Apa yang terjadi, Umi?
Prilly mengirimkan smsnya.

Ali sedang mendapat masalah, Pril, tapi kamu jangan kuatir semua akan baik-baik saja.

Rasanya aku ingin memaksa Umi untuk menceritakan apa yang sebenarnya terjadi. Aku ingin menelpon tapi dilarang.

Akhirnya aku putuskan sekarang untuk melakukan perjalanan menemui sahabat hidupku.

"Kamu perlu ditemanin, Ly?
Mama berkata sebelum aku pergi dijemput travel.

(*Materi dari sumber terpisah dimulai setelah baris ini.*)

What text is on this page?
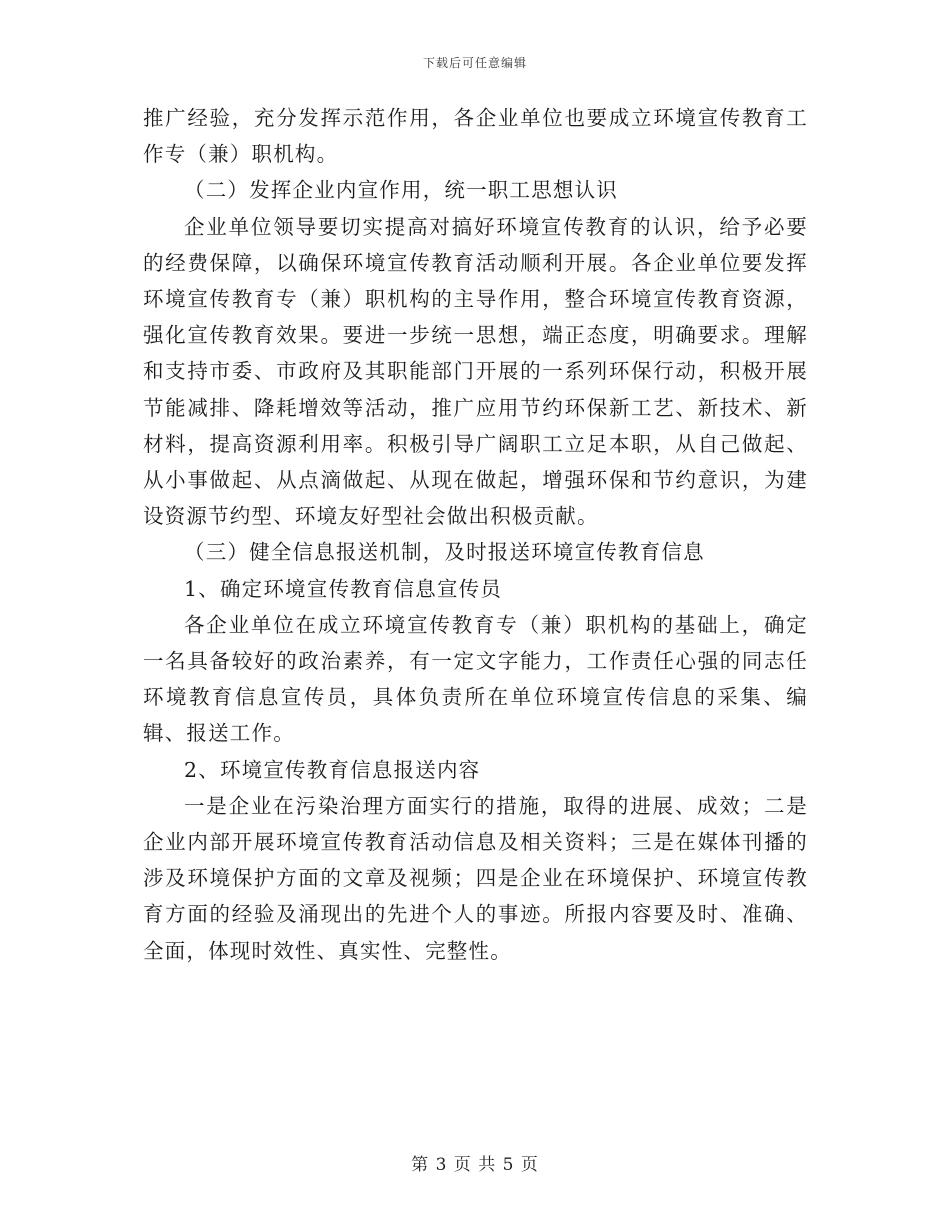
下载后可任意编辑

推广经验，充分发挥示范作用，各企业单位也要成立环境宣传教育工作专（兼）职机构。

（二）发挥企业内宣作用，统一职工思想认识

企业单位领导要切实提高对搞好环境宣传教育的认识，给予必要的经费保障，以确保环境宣传教育活动顺利开展。各企业单位要发挥环境宣传教育专（兼）职机构的主导作用，整合环境宣传教育资源，强化宣传教育效果。要进一步统一思想，端正态度，明确要求。理解和支持市委、市政府及其职能部门开展的一系列环保行动，积极开展节能减排、降耗增效等活动，推广应用节约环保新工艺、新技术、新材料，提高资源利用率。积极引导广阔职工立足本职，从自己做起、从小事做起、从点滴做起、从现在做起，增强环保和节约意识，为建设资源节约型、环境友好型社会做出积极贡献。

（三）健全信息报送机制，及时报送环境宣传教育信息

1、确定环境宣传教育信息宣传员

各企业单位在成立环境宣传教育专（兼）职机构的基础上，确定一名具备较好的政治素养，有一定文字能力，工作责任心强的同志任环境教育信息宣传员，具体负责所在单位环境宣传信息的采集、编辑、报送工作。

2、环境宣传教育信息报送内容

一是企业在污染治理方面实行的措施，取得的进展、成效；二是企业内部开展环境宣传教育活动信息及相关资料；三是在媒体刊播的涉及环境保护方面的文章及视频；四是企业在环境保护、环境宣传教育方面的经验及涌现出的先进个人的事迹。所报内容要及时、准确、全面，体现时效性、真实性、完整性。

第 3 页 共 5 页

" Gak papa aku sendirian Ma, kesian Ayra ditinggal lagi!"
Ayra adalah adik tiriku yang berumur dua tahun, kalau Mama menemaniku dia harus dititipkan ketempat neneknya, sedangkan sepertinya Ayra itu agak susah makannya, dia pilih pilih, tak suka ayam goreng, sukanya nasi yang digoreng dan telur mata sapi. Mama tiap hari membuat khusus untuknya sendiri, kalau yang lain tak mungkin makan itu itu lagi tiap hari.

"Hati - hati ya Ly, jangan lupa kabarin Mama selalu!"

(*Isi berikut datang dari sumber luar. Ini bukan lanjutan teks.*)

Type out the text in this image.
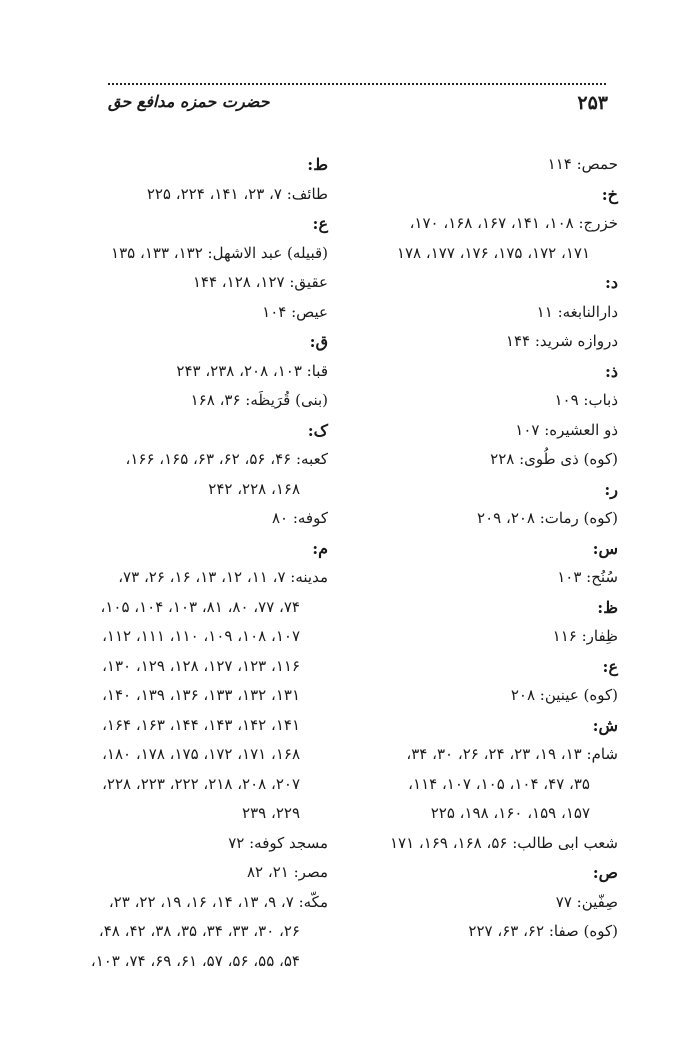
۲۵۳
حضرت حمزه مدافع حق
حمص: ۱۱۴
خ:
خزرج: ۱۰۸، ۱۴۱، ۱۶۷، ۱۶۸، ۱۷۰،
۱۷۱، ۱۷۲، ۱۷۵، ۱۷۶، ۱۷۷، ۱۷۸
د:
دارالنابغه: ۱۱
دروازه شرید: ۱۴۴
ذ:
ذباب: ۱۰۹
ذو العشیره: ۱۰۷
(کوه) ذی طُوی: ۲۲۸
ر:
(کوه) رمات: ۲۰۸، ۲۰۹
س:
سُنُح: ۱۰۳
ظ:
ظِفار: ۱۱۶
ع:
(کوه) عینین: ۲۰۸
ش:
شام: ۱۳، ۱۹، ۲۳، ۲۴، ۲۶، ۳۰، ۳۴،
۳۵، ۴۷، ۱۰۴، ۱۰۵، ۱۰۷، ۱۱۴،
۱۵۷، ۱۵۹، ۱۶۰، ۱۹۸، ۲۲۵
شعب ابی طالب: ۵۶، ۱۶۸، ۱۶۹، ۱۷۱
ص:
صِفّین: ۷۷
(کوه) صفا: ۶۲، ۶۳، ۲۲۷
ط:
طائف: ۷، ۲۳، ۱۴۱، ۲۲۴، ۲۲۵
ع:
(قبیله) عبد الاشهل: ۱۳۲، ۱۳۳، ۱۳۵
عقیق: ۱۲۷، ۱۲۸، ۱۴۴
عیص: ۱۰۴
ق:
قبا: ۱۰۳، ۲۰۸، ۲۳۸، ۲۴۳
(بنی) قُرَیظَه: ۳۶، ۱۶۸
ک:
کعبه: ۴۶، ۵۶، ۶۲، ۶۳، ۱۶۵، ۱۶۶،
۱۶۸، ۲۲۸، ۲۴۲
کوفه: ۸۰
م:
مدینه: ۷، ۱۱، ۱۲، ۱۳، ۱۶، ۲۶، ۷۳،
۷۴، ۷۷، ۸۰، ۸۱، ۱۰۳، ۱۰۴، ۱۰۵،
۱۰۷، ۱۰۸، ۱۰۹، ۱۱۰، ۱۱۱، ۱۱۲،
۱۱۶، ۱۲۳، ۱۲۷، ۱۲۸، ۱۲۹، ۱۳۰،
۱۳۱، ۱۳۲، ۱۳۳، ۱۳۶، ۱۳۹، ۱۴۰،
۱۴۱، ۱۴۲، ۱۴۳، ۱۴۴، ۱۶۳، ۱۶۴،
۱۶۸، ۱۷۱، ۱۷۲، ۱۷۵، ۱۷۸، ۱۸۰،
۲۰۷، ۲۰۸، ۲۱۸، ۲۲۲، ۲۲۳، ۲۲۸،
۲۲۹، ۲۳۹
مسجد کوفه: ۷۲
مصر: ۲۱، ۸۲
مکّه: ۷، ۹، ۱۳، ۱۴، ۱۶، ۱۹، ۲۲، ۲۳،
۲۶، ۳۰، ۳۳، ۳۴، ۳۵، ۳۸، ۴۲، ۴۸،
۵۴، ۵۵، ۵۶، ۵۷، ۶۱، ۶۹، ۷۴، ۱۰۳،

Akhirnya disinilah aku, didalam mobil travel yang membawaku menuju pada Ali. Rasanya aku yang ingin membawa mobil dan menginjak gasnya agar dalam waktu kurang dari empat jam sudah sampai ketempat tujuan.

#########

Ali Pov

Menutup akses dari dunia luar termasuk dari Hawaku adalah siksaan terberat dalam hidupku. Aku tak bisa menggunakan alat komunikasiku sampai suasana kembali normal. Aku mendapat masalah dari seorang pasien yang menuduhku melakukan dugaan malpraktek pada anaknya hingga meninggal dunia.

"Li, bersabar ya, Nak!"
Umi mengusap bahuku. Hanya Umi yang bisa menemuiku sekarang dimana aku diasingkan dari dunia luar. Managemen rumah sakit yang memintaku begitu agar aku tak dikenali dan tidak merusak karir dokterku. Aku pikir bukan hanya soal karirku, tapi lebih kepada nama baik rumah sakit. Aku dipindahkan sementara dari rumah kesebuah rumah dinas milik rumah sakit tanpa sepengetahuan orang umum. Masalah malpraktek ini sudah sampai keluar tapi tidak membesar karna managemen rumah sakit langsung dengan segera menangani dan mengajak bicara keluarga pasien.

"Anak itu datang sudah dalam kondisi yang lemah Umi, yang bisa Ali lakukan hanya memberi oksigen dan menekan dadanya, kami sudah segera membawanya keruang ICU dan menyiapkan alat defibriator tapi anak itu sudah gak ada!"
Aku menatap Umi sendu. Mengingat kejadian sepuluh hari yang lalu, saat seorang ibu dengan panik membawa anak perempuan yang sudah melemah. Saat tiba di IGD kondisi anak itu sudah lunglai dengan wajah pucat, aku sudah memerintahkan memberi oksigen, dan ketika anak itu dibawa ke ICU dan dari monitor EKG jantungnya melemah aku sudah perintahkan menyiapkan alat difibriator atau alat kejut jantung. Sebelum siap aku sudah mencoba menekan dadanya memberi pertolongan pertama, tapi monitor EKG terlanjur menunjukkan garis lurus setelahnya.